Geçenlerde yazlığa Yunan markası olan “Morris” marka buzdolabı almak istedim . El kitabını incelediğimde buzdolabının Türkiye’de üretildiğini gördüm. Ayrıca diğer bir Yunan markası olan “PITSOS” marka yeni fırınında yine Türkiye’de üretildiğini gördüm. Geçenlerde ülkenin kuzeyine Selaniğe giderken bir süreliğine uğradığımız Larissa kentinde tanıdıklarımızın biri beni kapasına kilit vurulmuş fabrikalardan bahsetti. Sadece 2017 yılında 600 tane imalathane kapanmış tüm Yunanistan’da. Genellikle halk arasında konuşulan şu, AB üyeliğinden sonra ilkede yerli sanayi artan enerji fiyatları, yüksek vergilendirme, kredilendirmenin düşük olması ve AB yardımıyla alınan kredilerin boşa harcanması yüzünden ülkenin Ekonomik Krize girdiği. Devletin üretime karşı durmasının da bunun en büyük sebeplerinden olduğunu söylüyorlar.

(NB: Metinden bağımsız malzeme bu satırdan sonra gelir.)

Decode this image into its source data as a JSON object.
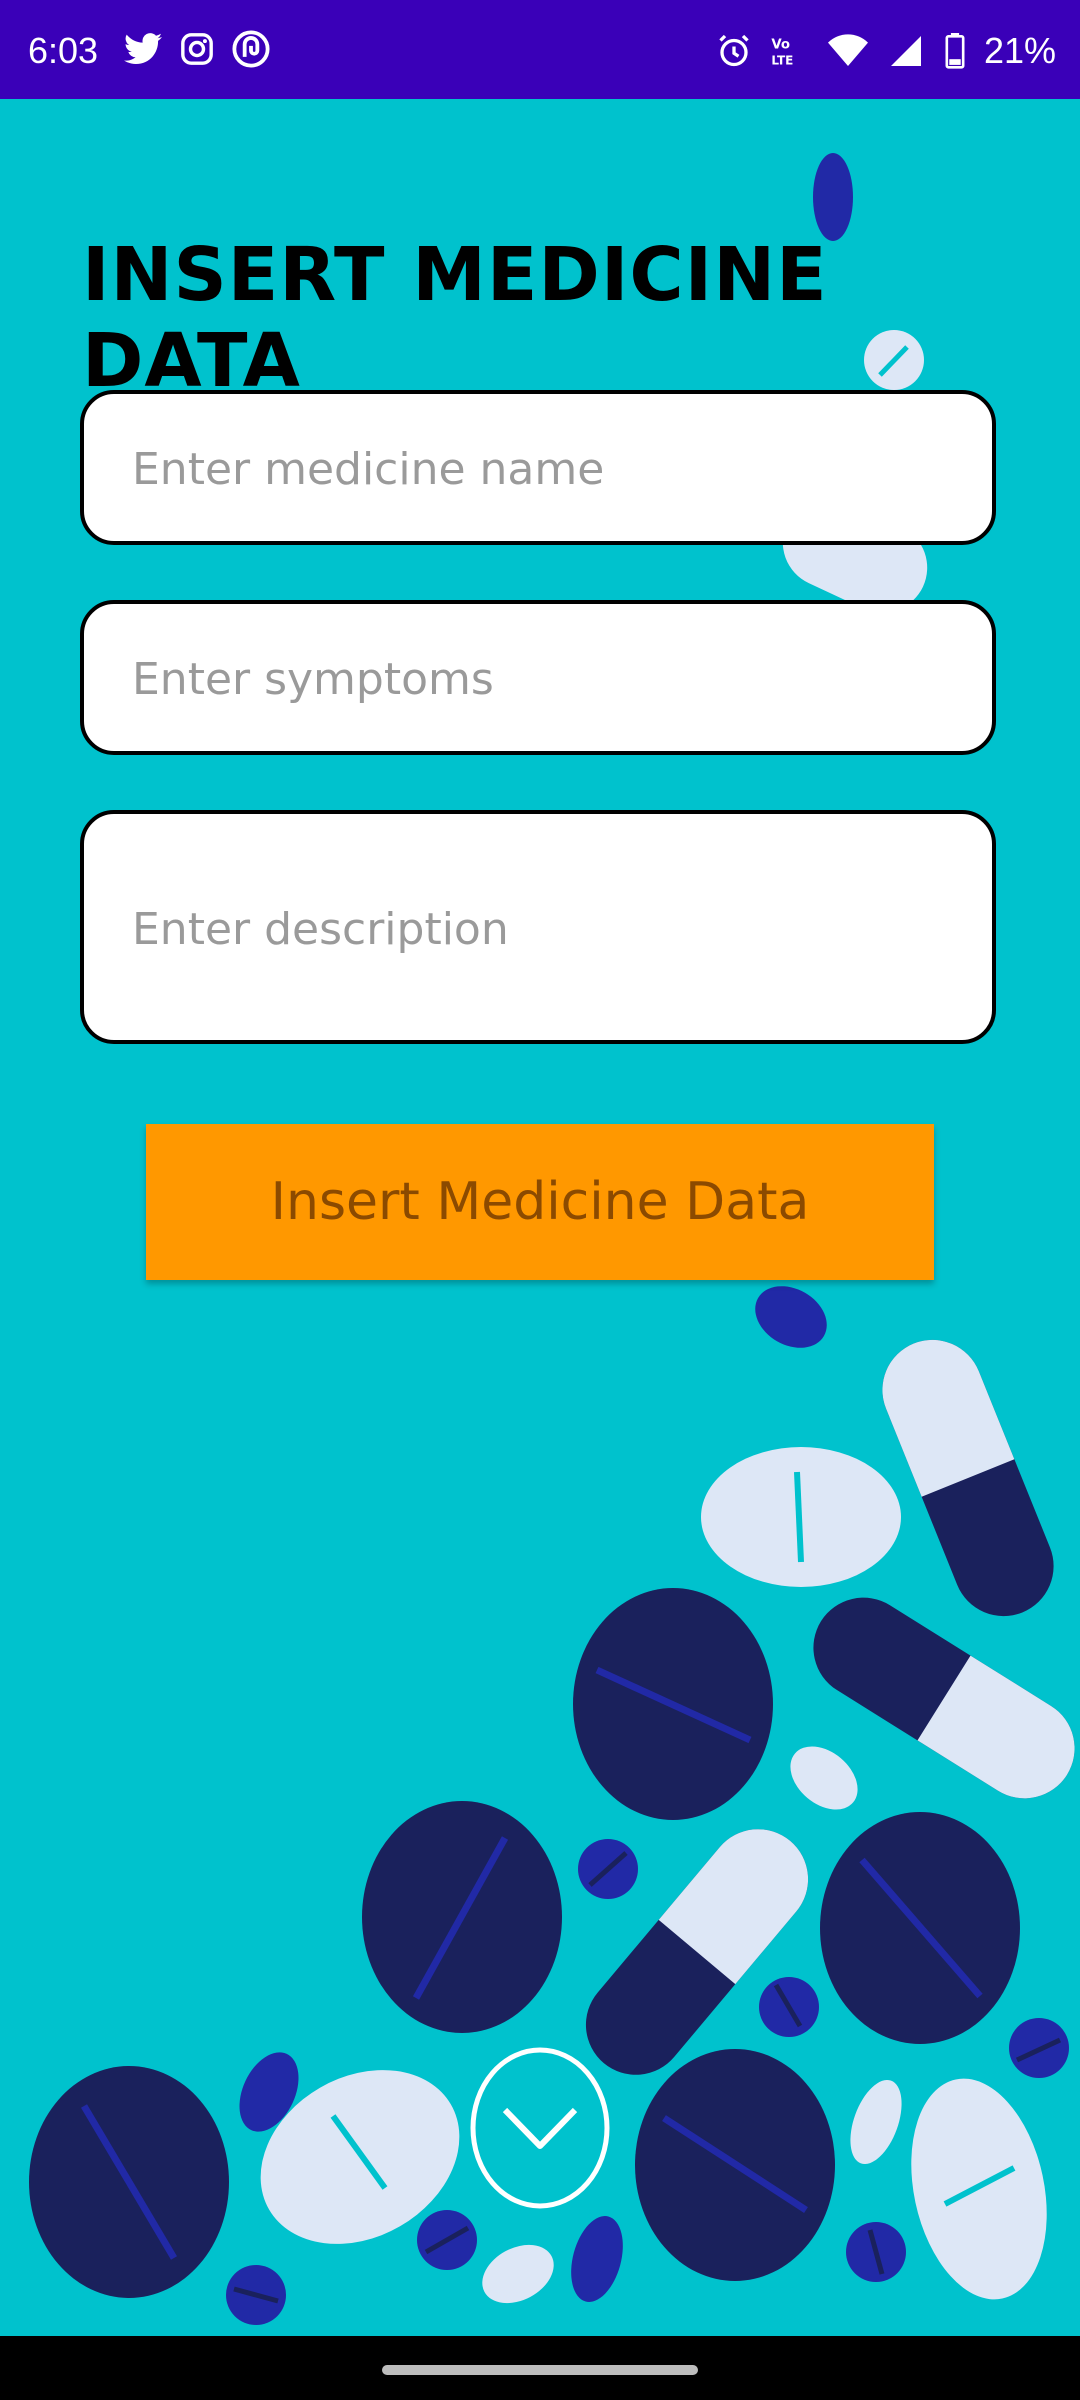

Yaptığım küçük bir ekonomi haberleri araştırmasında bu tükenmenin durması için sanayiye 100 milyar Avro gibi bir paranın aktarılması gerektiğinin ama 320 milyar Avro dış borcu olan bir devletin buna gücü olmadığı. Son iki senede ekonomide bir hareketlenme var gördüğüm kadarıyla. Yazımın başında bahsettiğim Otomobil sektörüne geri dönecek olursak Yunanistan’da üretilen bir çok otomobil ve otomotiv ürünü varmış eskiden. Balkania, Attica, Arco, DIM gibi. Mesela Patras kentinde
“Bouhagier “ adında bir otobüs fabrikası var. Aslen aile Malta asıllı. 1890 yılında kuruluyor 2004 yılına kadar ayakta kalıyor. Tzamaria Bouhagier adında biri tarafından kurulan fabrika hem şehir içi hem de şehirler arası otobüs üretiyor.
Demokratikleşen Yunanistan Avrupa Birliğine girdikten sonra tüm sanayisini yitiriyor. 1982 sonrası başa geçen iktidarların kasıtlı olarak ülkenin son yüz yılda kurulmuş olan sanayisini desteklemiyorlar.
Umarım en kısa zamanda ülke kendine yeten bir sanayiye kavuşur.
Son söz : Gerçek bağımsızlık kendi başına üretmek ve kendi kararlarını kendi verebilmektir.